At the end of every football game, Cripple Creek-Victor coach Mark Sampson has his players go to the sidelines to thank their parents, family and friends for coming out and watching them play, no matter the outcome. "It's a little, 'Hey mom, hey dad, I gave you everything I got,' kind of moment with gratitude," Sampson said. Coach Sam is in his second year of head coaching, although he's been around Colorado as an assistant since 1999. Cripple Creek-Victor hadn't won an on-field game since Oct. 30, 2010. But last Friday, Coach Sam and the Pioneers snapped a 35-game losing streak with a 65-31 win over Colorado Deaf & Blind. Week 2's Denver Broncos coach of the week is Coach Sam: a man who has persevered through his own struggles and dedicated his coaching career to helping others persevere through their own adversities.
Years coaching: Two (1-10 overall)
Years at Cripple Creek-Victor: Two
Previous stops: Woodland Park assistant (1999-2000), Harrison assistant (2001-2003; 2006-2008), Sierra assistant (2008-2012)
Question: Why do you coach?
At the age of 14 I lived on the streets of New York, and I didn't have a mother or father. I sometimes ate out of dumpsters and slept in a box or broke into the local teen center, and I put myself through high school knowing that to get somewhere in life, I had to have an education. Had it not been for a coach and shop teacher, I'd probably be in jail or dead. You have to give back, and I run into these types of kids every day. I coach for the opportunity to work with kids and teach them about sports and life; how to do the right thing and helping them believe in themselves and their abilities.
Q: Why do you coach the way you do?
I've been around coaches all of my life and most good coaches will learn from others on the right way to be and motivate others.

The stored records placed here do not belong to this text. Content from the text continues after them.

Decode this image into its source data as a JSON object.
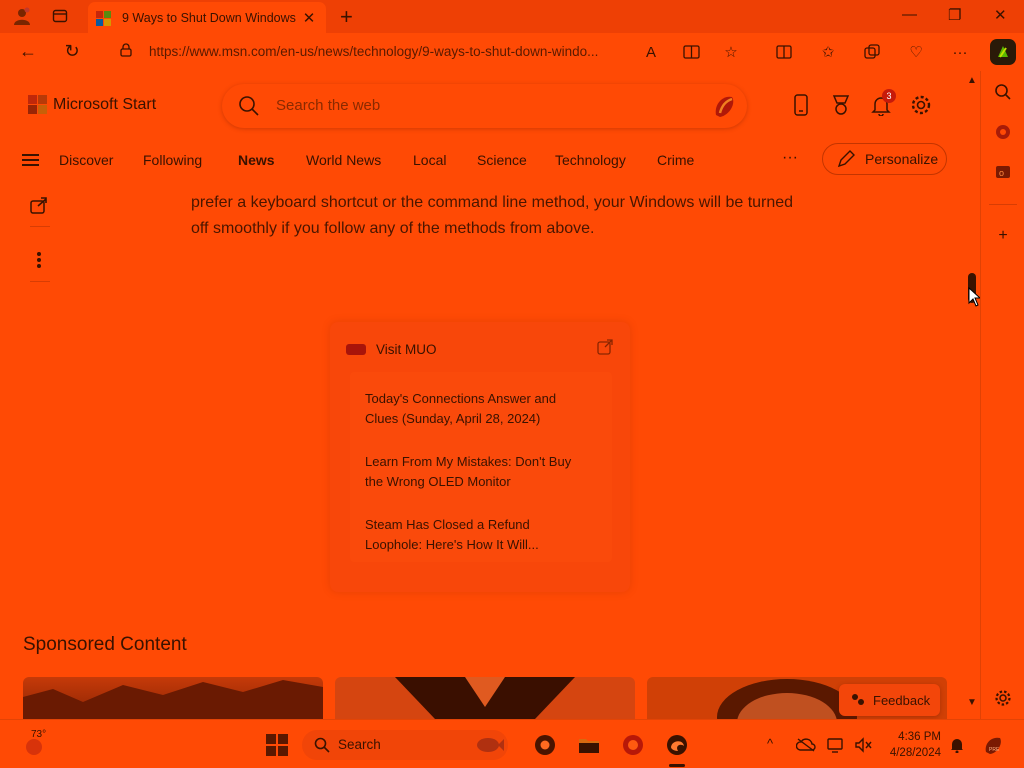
{
  "browser": {
    "tab_title": "9 Ways to Shut Down Windows",
    "url": "https://www.msn.com/en-us/news/technology/9-ways-to-shut-down-windo...",
    "window_controls": {
      "minimize": "—",
      "maximize": "❐",
      "close": "✕"
    }
  },
  "header": {
    "brand": "Microsoft Start",
    "search_placeholder": "Search the web",
    "notification_count": "3"
  },
  "nav": {
    "items": [
      "Discover",
      "Following",
      "News",
      "World News",
      "Local",
      "Science",
      "Technology",
      "Crime"
    ],
    "active": "News",
    "more": "···",
    "personalize_label": "Personalize"
  },
  "article": {
    "text": "prefer a keyboard shortcut or the command line method, your Windows will be turned off smoothly if you follow any of the methods from above."
  },
  "muo_card": {
    "title": "Visit MUO",
    "items": [
      "Today's Connections Answer and Clues (Sunday, April 28, 2024)",
      "Learn From My Mistakes: Don't Buy the Wrong OLED Monitor",
      "Steam Has Closed a Refund Loophole: Here's How It Will..."
    ]
  },
  "sponsored": {
    "heading": "Sponsored Content",
    "feedback_label": "Feedback"
  },
  "taskbar": {
    "weather_temp": "73°",
    "search_label": "Search",
    "time": "4:36 PM",
    "date": "4/28/2024"
  },
  "colors": {
    "background": "#ff4a05",
    "text": "#3a1200",
    "accent_dark": "#3a1200"
  }
}
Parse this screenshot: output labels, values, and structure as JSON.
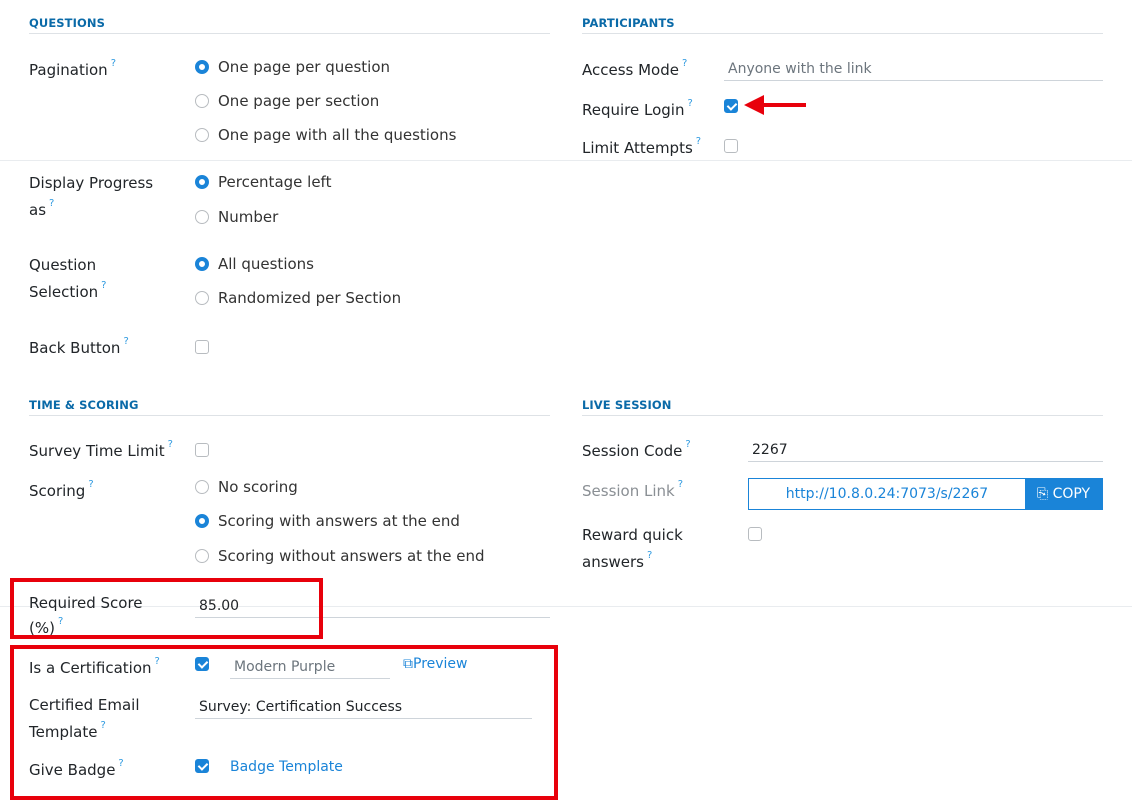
{
  "questions": {
    "title": "QUESTIONS",
    "pagination": {
      "label": "Pagination",
      "help": "?",
      "options": [
        "One page per question",
        "One page per section",
        "One page with all the questions"
      ],
      "selected": 0
    },
    "display_progress": {
      "label_line1": "Display Progress",
      "label_line2": "as",
      "help": "?",
      "options": [
        "Percentage left",
        "Number"
      ],
      "selected": 0
    },
    "question_selection": {
      "label_line1": "Question",
      "label_line2": "Selection",
      "help": "?",
      "options": [
        "All questions",
        "Randomized per Section"
      ],
      "selected": 0
    },
    "back_button": {
      "label": "Back Button",
      "help": "?",
      "checked": false
    }
  },
  "participants": {
    "title": "PARTICIPANTS",
    "access_mode": {
      "label": "Access Mode",
      "help": "?",
      "placeholder": "Anyone with the link"
    },
    "require_login": {
      "label": "Require Login",
      "help": "?",
      "checked": true
    },
    "limit_attempts": {
      "label": "Limit Attempts",
      "help": "?",
      "checked": false
    }
  },
  "time_scoring": {
    "title": "TIME & SCORING",
    "survey_time_limit": {
      "label": "Survey Time Limit",
      "help": "?",
      "checked": false
    },
    "scoring": {
      "label": "Scoring",
      "help": "?",
      "options": [
        "No scoring",
        "Scoring with answers at the end",
        "Scoring without answers at the end"
      ],
      "selected": 1
    },
    "required_score": {
      "label_line1": "Required Score",
      "label_line2": "(%)",
      "help": "?",
      "value": "85.00"
    },
    "is_certification": {
      "label": "Is a Certification",
      "help": "?",
      "checked": true,
      "template_placeholder": "Modern Purple",
      "preview_label": "Preview"
    },
    "certified_email": {
      "label_line1": "Certified Email",
      "label_line2": "Template",
      "help": "?",
      "value": "Survey: Certification Success"
    },
    "give_badge": {
      "label": "Give Badge",
      "help": "?",
      "checked": true,
      "link_label": "Badge Template"
    }
  },
  "live_session": {
    "title": "LIVE SESSION",
    "session_code": {
      "label": "Session Code",
      "help": "?",
      "value": "2267"
    },
    "session_link": {
      "label": "Session Link",
      "help": "?",
      "url": "http://10.8.0.24:7073/s/2267",
      "copy_label": "COPY"
    },
    "reward_quick": {
      "label_line1": "Reward quick",
      "label_line2": "answers",
      "help": "?",
      "checked": false
    }
  },
  "colors": {
    "accent": "#1a84d8",
    "highlight": "#e8000b"
  }
}
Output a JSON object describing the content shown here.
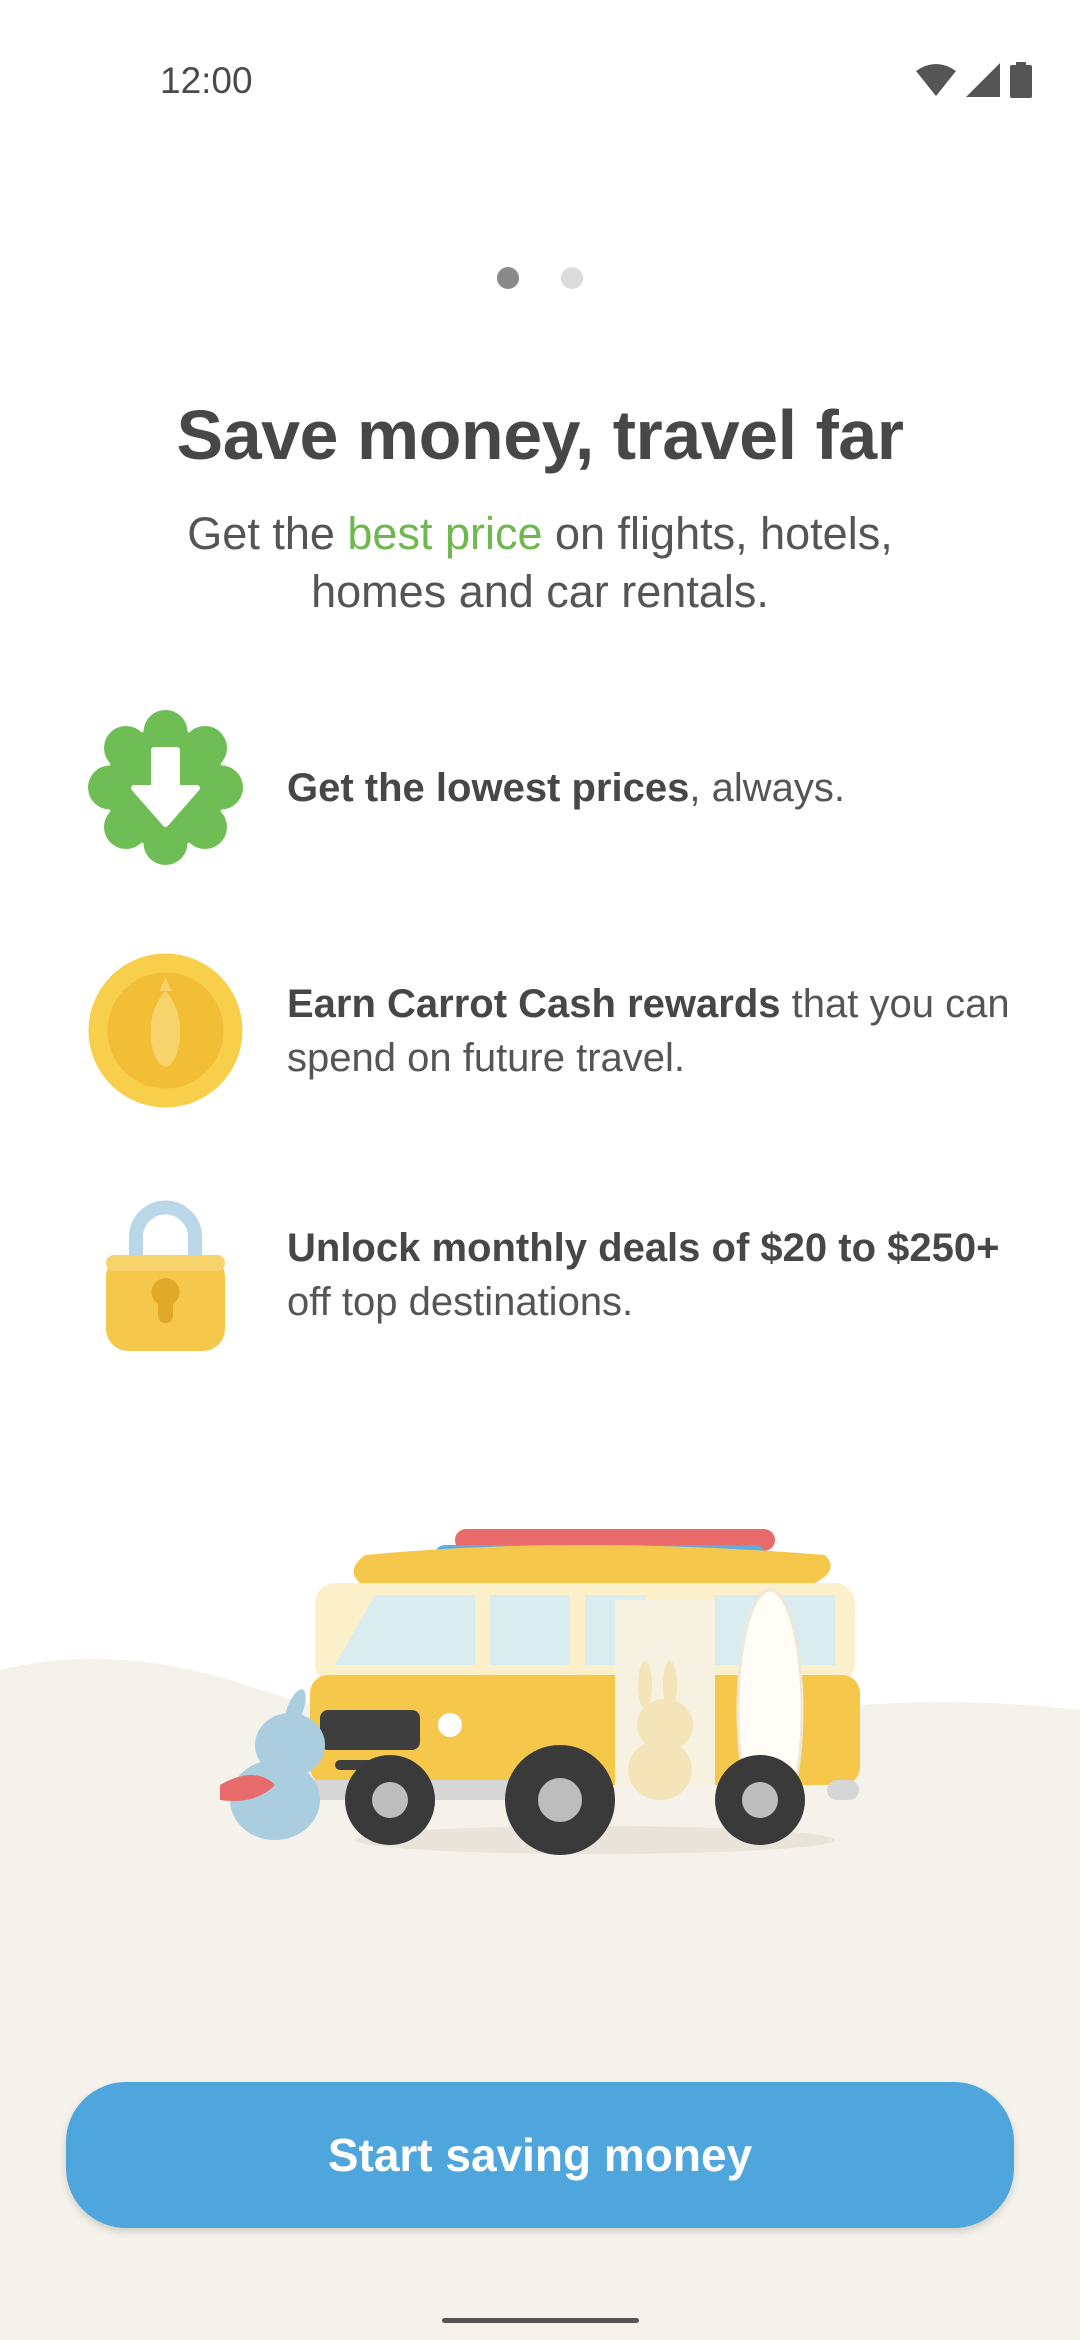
{
  "status_bar": {
    "time": "12:00",
    "icons": [
      "wifi-icon",
      "cell-signal-icon",
      "battery-icon"
    ]
  },
  "pager": {
    "page_count": 2,
    "current_page": 1
  },
  "headline": "Save money, travel far",
  "subhead": {
    "prefix": "Get the ",
    "highlight": "best price",
    "suffix": " on flights, hotels, homes and car rentals."
  },
  "features": [
    {
      "icon": "down-arrow-badge-icon",
      "bold": "Get the lowest prices",
      "highlight": "",
      "rest": ", always."
    },
    {
      "icon": "carrot-coin-icon",
      "bold": "Earn Carrot Cash rewards",
      "highlight": "",
      "rest": " that you can spend on future travel."
    },
    {
      "icon": "padlock-icon",
      "bold": "Unlock monthly deals of ",
      "highlight": "$20 to $250+",
      "rest": " off top destinations."
    }
  ],
  "illustration": "camper-van-bunnies-illustration",
  "cta_label": "Start saving money",
  "colors": {
    "accent_green": "#6fb84f",
    "button_blue": "#4ea6dd",
    "text_dark": "#474747",
    "sand": "#f5f2ec"
  }
}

I've been blessed to know quite a few great coaches in my lifetime and I emulate them. I do the right things for the kids.
Q: What it's like to be coached by you?
I've never thought about it from that end. I believe we must be there for our youth. We are role models. Last week I got an email from a kid I taught four years ago and he thanked me for everything I'd done for him. My assistant coach also used to be my JV quarterback at Harrison, and some of my Woodland Park guys are still some of my best friends. I think that's what a coach is supposed to do.
Q: How do you define success in coaching?
It's not in the wins and losses column, actually. It's making people understand once they've given 100 percent, they've given everything they've got, and that's success. The end result comes in wins and losses, but that doesn't determine success.
Q: What's your most meaningful experience with a team or a player?
I'll be brutally honest, I've got so many of them. I think when kids call me after 10-15 years telling me what an effect I had on them.
Q: You snapped a 35-game losing streak last week. Can you describe how you felt that entire game, from kickoff to shaking your opponents' hands?
I've worked really hard with these kids and I felt like they were at the point where they could win. The week before we lost to a pretty good team by three points. I told my guys that they needed to understand to be humble because they had been on the losing side before.
Q: How did you celebrate the program's first win since 2011?
At the end, and it was looking obvious, I got the ol' water cooler on my head. We're not finished, good lord, we have six more games to win! So we can prove to people it wasn't just a fluke.